Keempat, sudah menjadi rahasia umum bahwa Presiden Jokowi sebagai kader PDI-P memiliki relasi kurang harmonis dengan internal partai yang menjadi basis politik mantan Wali Kota Solo ini.
Identifikasi dan penyebutan Jokowi sebagai "petugas partai" jelas mencerminkan hal itu.
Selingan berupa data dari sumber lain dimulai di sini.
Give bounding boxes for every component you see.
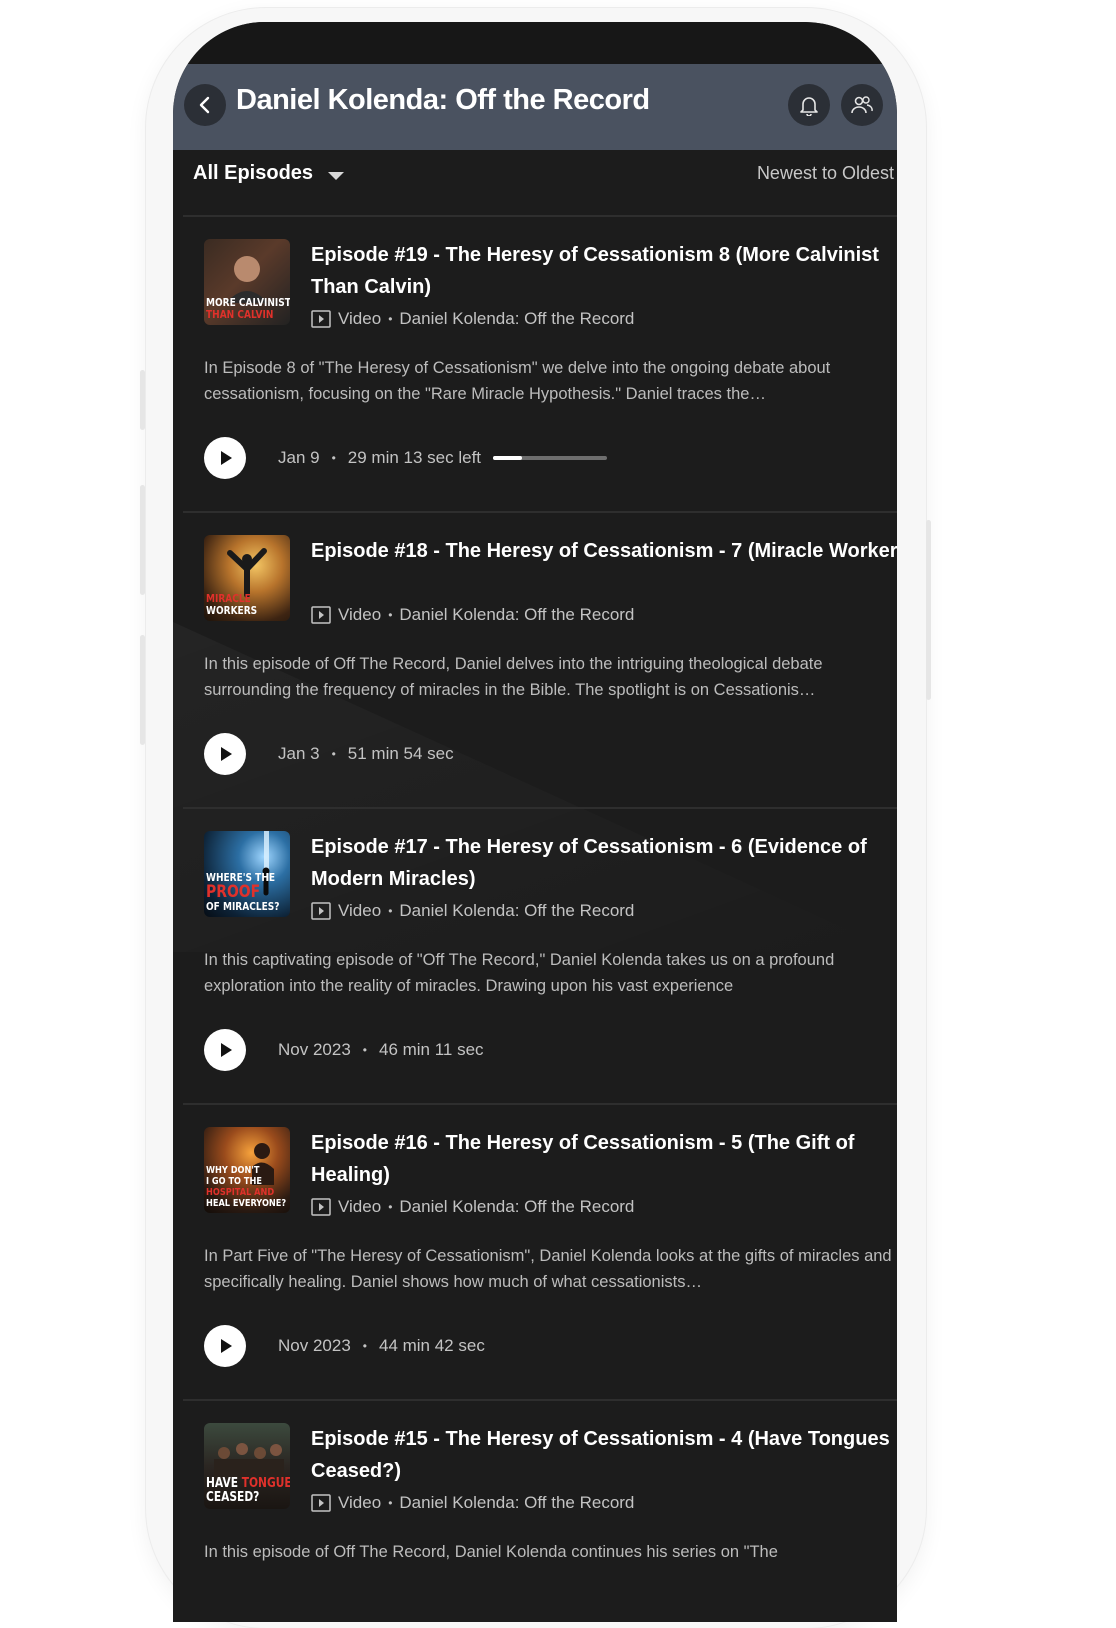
episode-thumbnail: HAVE TONGUESCEASED?	[204, 1423, 290, 1509]
episode-title[interactable]: Episode #15 - The Heresy of Cessationism…	[311, 1423, 897, 1487]
play-icon	[221, 1339, 232, 1353]
episode-date: Jan 9	[278, 448, 320, 467]
episode-thumbnail: MIRACLE WORKERS	[204, 535, 290, 621]
thumbnail-caption: MIRACLE WORKERS	[206, 592, 258, 617]
thumbnail-caption: HAVE TONGUESCEASED?	[206, 1476, 290, 1505]
thumbnail-caption: WHY DON'T I GO TO THE HOSPITAL AND HEAL EVE…	[206, 1165, 287, 1209]
episode-meta: Video • Daniel Kolenda: Off the Record	[311, 308, 634, 330]
caret-down-icon	[328, 172, 344, 180]
episode-type: Video	[338, 605, 382, 624]
episode-duration: 51 min 54 sec	[347, 744, 454, 763]
sort-order-button[interactable]: Newest to Oldest	[757, 163, 894, 184]
show-name: Daniel Kolenda: Off the Record	[399, 309, 635, 328]
back-button[interactable]	[184, 84, 226, 126]
play-button[interactable]	[204, 1325, 246, 1367]
episode-title[interactable]: Episode #18 - The Heresy of Cessationism…	[311, 535, 897, 567]
show-name: Daniel Kolenda: Off the Record	[399, 901, 635, 920]
thumbnail-caption: WHERE'S THE PROOF OF MIRACLES?	[206, 871, 280, 913]
episode-date: Jan 3	[278, 744, 320, 763]
phone-power-button	[926, 520, 931, 700]
community-button[interactable]	[841, 84, 883, 126]
episode-description: In Part Five of "The Heresy of Cessation…	[204, 1247, 892, 1291]
video-icon	[311, 1198, 331, 1216]
episode-controls: Jan 9 • 29 min 13 sec left	[204, 436, 608, 480]
play-icon	[221, 1043, 232, 1057]
episode-meta: Video • Daniel Kolenda: Off the Record	[311, 1196, 634, 1218]
episode-meta: Video • Daniel Kolenda: Off the Record	[311, 900, 634, 922]
page-title: Daniel Kolenda: Off the Record	[236, 84, 650, 116]
episode-thumbnail: MORE CALVINIST THAN CALVIN	[204, 239, 290, 325]
phone-volume-down	[140, 635, 145, 745]
status-bar	[173, 22, 897, 64]
episode-item[interactable]: WHY DON'T I GO TO THE HOSPITAL AND HEAL EVE…	[173, 1105, 897, 1401]
episode-meta: Video • Daniel Kolenda: Off the Record	[311, 604, 634, 626]
episode-description: In this captivating episode of "Off The …	[204, 951, 835, 995]
filter-bar: All Episodes Newest to Oldest	[173, 150, 897, 216]
filter-label: All Episodes	[193, 162, 314, 184]
episode-description: In this episode of Off The Record, Danie…	[204, 655, 823, 699]
episode-thumbnail: WHERE'S THE PROOF OF MIRACLES?	[204, 831, 290, 917]
phone-volume-up	[140, 485, 145, 595]
episode-item[interactable]: MIRACLE WORKERS Episode #18 - The Heresy …	[173, 513, 897, 809]
episode-controls: Nov 2023 • 44 min 42 sec	[204, 1324, 485, 1368]
episode-duration: 46 min 11 sec	[378, 1040, 484, 1059]
episode-thumbnail: WHY DON'T I GO TO THE HOSPITAL AND HEAL EVE…	[204, 1127, 290, 1213]
episode-controls: Nov 2023 • 46 min 11 sec	[204, 1028, 484, 1072]
video-icon	[311, 310, 331, 328]
play-icon	[221, 747, 232, 761]
video-icon	[311, 1494, 331, 1512]
page-header: Daniel Kolenda: Off the Record	[173, 64, 897, 150]
progress-bar	[493, 456, 608, 460]
episode-duration: 44 min 42 sec	[378, 1336, 485, 1355]
play-button[interactable]	[204, 437, 246, 479]
episode-controls: Jan 3 • 51 min 54 sec	[204, 732, 454, 776]
thumbnail-caption: MORE CALVINIST THAN CALVIN	[206, 296, 290, 321]
episode-item[interactable]: MORE CALVINIST THAN CALVIN Episode #19 - …	[173, 217, 897, 513]
episode-duration: 29 min 13 sec left	[347, 448, 482, 467]
episode-type: Video	[338, 1493, 382, 1512]
video-icon	[311, 902, 331, 920]
bell-icon	[800, 97, 818, 116]
chevron-left-icon	[199, 96, 210, 114]
episode-title[interactable]: Episode #17 - The Heresy of Cessationism…	[311, 831, 897, 895]
episode-type: Video	[338, 309, 382, 328]
episode-item[interactable]: WHERE'S THE PROOF OF MIRACLES? Episode #17…	[173, 809, 897, 1105]
progress-fill	[493, 456, 522, 460]
episode-meta: Video • Daniel Kolenda: Off the Record	[311, 1492, 634, 1514]
play-icon	[221, 451, 232, 465]
video-icon	[311, 606, 331, 624]
episode-title[interactable]: Episode #16 - The Heresy of Cessationism…	[311, 1127, 897, 1191]
episode-title[interactable]: Episode #19 - The Heresy of Cessationism…	[311, 239, 897, 303]
episode-date: Nov 2023	[278, 1336, 351, 1355]
show-name: Daniel Kolenda: Off the Record	[399, 1197, 635, 1216]
episode-description: In this episode of Off The Record, Danie…	[204, 1543, 778, 1561]
episode-date: Nov 2023	[278, 1040, 351, 1059]
notifications-button[interactable]	[788, 84, 830, 126]
app-screen: Daniel Kolenda: Off the Record All Episo…	[173, 22, 897, 1622]
episode-description: In Episode 8 of "The Heresy of Cessation…	[204, 359, 831, 403]
play-button[interactable]	[204, 1029, 246, 1071]
people-icon	[851, 96, 873, 114]
show-name: Daniel Kolenda: Off the Record	[399, 605, 635, 624]
episode-item[interactable]: HAVE TONGUESCEASED? Episode #15 - The He…	[173, 1401, 897, 1622]
show-name: Daniel Kolenda: Off the Record	[399, 1493, 635, 1512]
phone-side-button	[140, 370, 145, 430]
episode-type: Video	[338, 1197, 382, 1216]
play-button[interactable]	[204, 733, 246, 775]
episode-type: Video	[338, 901, 382, 920]
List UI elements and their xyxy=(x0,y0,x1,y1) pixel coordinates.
Terlepas dari aturan baku di internal bagi kader PDI-P, secara faktual Jokowi adalah presiden yang memperoleh mandat rakyat dan karena itu hanya tunduk kepada konstitusi.
Sebagai presiden pilihan rakyat, semestinya jajaran elite PDI-P lebih menghormati dan membanggakan Jokowi ketimbang kalangan non-Golkar.
Singkatnya, Jokowi bukan hanya merasa tidak nyaman di internal partainya sendiri, melainkan juga cenderung disia-siakan jajaran elite PDI-P.
Karena itu, bisa dipahami jika Jokowi menyambut gembira setiap parpol baru yang menyatakan dukungan terhadap pemerintahannya.
Bagi Jokowi, dukungan partai-partai mantan Koalisi Merah Putih tersebut tak hanya memperkuat basis politiknya di parlemen, tetapi juga meningkatkan kepercayaan dirinya sehingga Jokowi bisa lebih "independen" dari tekanan PDI-P dan Megawati.
Dalam kaitan ini, deklarasi Golkar mendukung Jokowi sebagai capres 2019 harus dibaca sebagai siasat Golkar memanfaatkan kegagalan PDI-P merawat dan mengawal kepresidenan Jokowi.
Jadi, di tengah kelangkaan figur yang mumpuni, Golkar memanfaatkan pengalaman politik mereka untuk mengendalikan arah dan formasi politik nasional yang pada akhirnya lebih menguntungkan elite Golkar sendiri ketimbang siapa pun di luar Partai Beringin.
Langkah kuda
Sementara itu, deklarasi dukungan Golkar bagi pencalonan kembali Ahok sebagai gubernur DKI dapat diibaratkan sebagai "langkah kuda" Partai Beringin dalam menelikung PDI-P yang tampak terus gamang menyikapi Ahok dan pilkada DKI 2017.
Golkar bukan hanya tak memiliki kader layak jual sebagai calon gubernur DKI, melainkan juga menghitung potensi melimpahnya simpati elektoral terhadap Golkar jika Golkar mendukung Ahok.